Systemic liquidity shifts and market impacts in India: May 2024 overview
Tight liquidity conditions are likely to persist until July 2024 before government spending picks up. The 10-year yield is anticipated to trade within the 6.80% to 7.15% range in H1 FY2025, with possible hardening towards the upper end based on the timing of rate cuts by major central banks.
An overview of the major points is as below:
Liquidity deficit emerges amid rising government cash balances
After experiencing a surplus from April 1-19, 2024, systemic liquidity in India shifted to a deficit from April 20 to May 24, 2024. This change was driven by an increase in the Government of India’s (GoI) cash balances, which rose from Rs. 1.1 trillion on April 5, 2024, to Rs. 1.5 trillion by April 19, 2024, and further to Rs. 2.4 trillion by May 3, 2024. This buildup in cash was largely due to slower government spending during the Model Code of Conduct and Parliamentary Elections, coupled with robust GST inflows.
Government adjusts treasury bill issuances and G-Sec buybacks
The GoI’s substantial cash position has prompted two significant actions: a reduction in planned gross Treasury bill issuances for Q1 FY2025 by Rs. 600 billion, and the announcement of three rounds of G-sec buybacks worth Rs. 1.6 trillion.
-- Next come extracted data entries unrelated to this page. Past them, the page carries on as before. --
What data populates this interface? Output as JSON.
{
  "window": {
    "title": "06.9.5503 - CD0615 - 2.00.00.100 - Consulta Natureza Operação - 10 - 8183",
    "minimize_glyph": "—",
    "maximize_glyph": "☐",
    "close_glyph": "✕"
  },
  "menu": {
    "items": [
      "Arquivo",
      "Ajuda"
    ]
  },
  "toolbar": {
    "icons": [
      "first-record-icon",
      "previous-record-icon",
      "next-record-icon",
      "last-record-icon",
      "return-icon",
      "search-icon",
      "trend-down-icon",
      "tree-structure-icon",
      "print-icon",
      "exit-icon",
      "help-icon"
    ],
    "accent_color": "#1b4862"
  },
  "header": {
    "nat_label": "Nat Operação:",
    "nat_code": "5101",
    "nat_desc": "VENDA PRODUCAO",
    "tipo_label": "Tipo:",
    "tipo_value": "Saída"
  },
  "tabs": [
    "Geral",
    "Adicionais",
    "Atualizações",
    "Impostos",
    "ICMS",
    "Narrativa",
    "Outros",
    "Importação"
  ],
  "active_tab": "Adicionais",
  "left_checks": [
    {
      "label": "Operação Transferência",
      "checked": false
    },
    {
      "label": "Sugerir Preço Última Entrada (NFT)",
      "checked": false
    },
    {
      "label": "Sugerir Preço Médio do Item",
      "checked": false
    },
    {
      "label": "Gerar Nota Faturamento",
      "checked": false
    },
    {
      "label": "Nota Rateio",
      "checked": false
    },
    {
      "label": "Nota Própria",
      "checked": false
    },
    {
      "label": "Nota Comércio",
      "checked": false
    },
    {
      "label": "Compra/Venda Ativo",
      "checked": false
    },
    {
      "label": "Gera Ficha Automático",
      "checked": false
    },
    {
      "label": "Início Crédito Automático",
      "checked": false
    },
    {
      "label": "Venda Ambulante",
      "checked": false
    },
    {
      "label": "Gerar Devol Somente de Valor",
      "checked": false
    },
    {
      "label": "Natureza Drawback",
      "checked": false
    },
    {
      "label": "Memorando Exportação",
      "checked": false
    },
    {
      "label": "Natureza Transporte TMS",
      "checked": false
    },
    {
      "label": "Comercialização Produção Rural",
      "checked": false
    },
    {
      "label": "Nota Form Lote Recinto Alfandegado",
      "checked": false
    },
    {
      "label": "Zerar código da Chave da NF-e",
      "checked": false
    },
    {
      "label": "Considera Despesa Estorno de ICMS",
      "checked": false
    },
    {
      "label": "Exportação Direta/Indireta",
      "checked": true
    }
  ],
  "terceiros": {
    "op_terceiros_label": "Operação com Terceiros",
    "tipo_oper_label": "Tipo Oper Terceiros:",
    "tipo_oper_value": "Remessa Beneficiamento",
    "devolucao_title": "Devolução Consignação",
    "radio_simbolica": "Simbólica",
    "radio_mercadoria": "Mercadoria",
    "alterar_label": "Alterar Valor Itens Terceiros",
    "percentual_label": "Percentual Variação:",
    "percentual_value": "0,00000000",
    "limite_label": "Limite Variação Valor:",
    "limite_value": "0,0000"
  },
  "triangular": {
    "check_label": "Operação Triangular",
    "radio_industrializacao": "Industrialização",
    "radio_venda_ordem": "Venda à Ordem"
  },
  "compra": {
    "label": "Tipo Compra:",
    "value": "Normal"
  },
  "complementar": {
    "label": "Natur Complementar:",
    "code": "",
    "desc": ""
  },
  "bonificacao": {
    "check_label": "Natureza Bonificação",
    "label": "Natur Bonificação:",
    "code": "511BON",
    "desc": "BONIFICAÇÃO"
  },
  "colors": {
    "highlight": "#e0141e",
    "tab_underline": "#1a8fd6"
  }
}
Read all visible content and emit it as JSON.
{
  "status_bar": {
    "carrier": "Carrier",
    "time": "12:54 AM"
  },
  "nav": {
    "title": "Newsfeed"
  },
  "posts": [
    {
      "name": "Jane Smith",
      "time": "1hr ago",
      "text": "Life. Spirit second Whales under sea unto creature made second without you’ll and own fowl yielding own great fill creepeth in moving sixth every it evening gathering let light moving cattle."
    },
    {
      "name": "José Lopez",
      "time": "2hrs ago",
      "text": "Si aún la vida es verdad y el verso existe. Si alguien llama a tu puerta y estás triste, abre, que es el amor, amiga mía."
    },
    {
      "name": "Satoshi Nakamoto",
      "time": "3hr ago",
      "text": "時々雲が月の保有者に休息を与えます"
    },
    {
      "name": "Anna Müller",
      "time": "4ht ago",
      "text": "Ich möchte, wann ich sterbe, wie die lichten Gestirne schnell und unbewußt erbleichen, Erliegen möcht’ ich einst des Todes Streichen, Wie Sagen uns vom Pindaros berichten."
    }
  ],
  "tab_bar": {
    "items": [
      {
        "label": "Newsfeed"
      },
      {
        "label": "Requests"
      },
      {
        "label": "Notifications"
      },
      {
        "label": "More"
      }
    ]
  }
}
However, the total amount accepted across the three auctions in May 2024 was only Rs. 178.5 billion, a mere 11.2% of the notified amount.
Record RBI dividend boosts government cash balances
On May 22, 2024, the Reserve Bank of India (RBI) declared a record dividend payout of Rs. 2.11 trillion to the GoI for FY2025, significantly higher than the Rs. 0.9 trillion in FY2024. This payout exceeds the budgeted Rs. 1.5 trillion for aggregate dividends and profits for FY2025, including Rs. 0.5 trillion from PSUs. This windfall is expected to elevate GoI cash balances in the short term until government spending resumes.
Future liquidity and fiscal projections
Given the sizable RBI dividend and anticipated quarter-end tax inflows, combined with expectations of continued sluggish government spending until the full budget in July 2024, the GoI’s cash balances are likely to remain high. Consequently, systemic liquidity is expected to stay tight over the next two months, prompting the RBI to continue conducting variable rate repos (VRRs).
The unexpected large RBI dividend provides the GoI with approximately Rs. 1.0 trillion of additional flexibility for enhanced expenditures or sharper fiscal consolidation than initially outlined in the Interim Budget for FY2025. This could potentially lead to lower G-sec issuances in H2 FY2025, positively affecting bond yields.
Bond market outlook
The 10-year G-sec yield has decreased by 8 basis points in FY2025 to date (up to May 27, 2024). ICRA predicts further easing of the yield leading up to the inclusion of Indian Government Bonds (IGBs) in the J.P. Morgan Government Bond Index, alongside the potential for reduced market borrowings for FY2025. The yield is expected to fluctuate between 6.80% and 7.15% in the remainder of H1 FY2025, potentially reaching the upper limit if expectations for rate cuts by the US Fed and MPC are deferred beyond Q3 FY2025.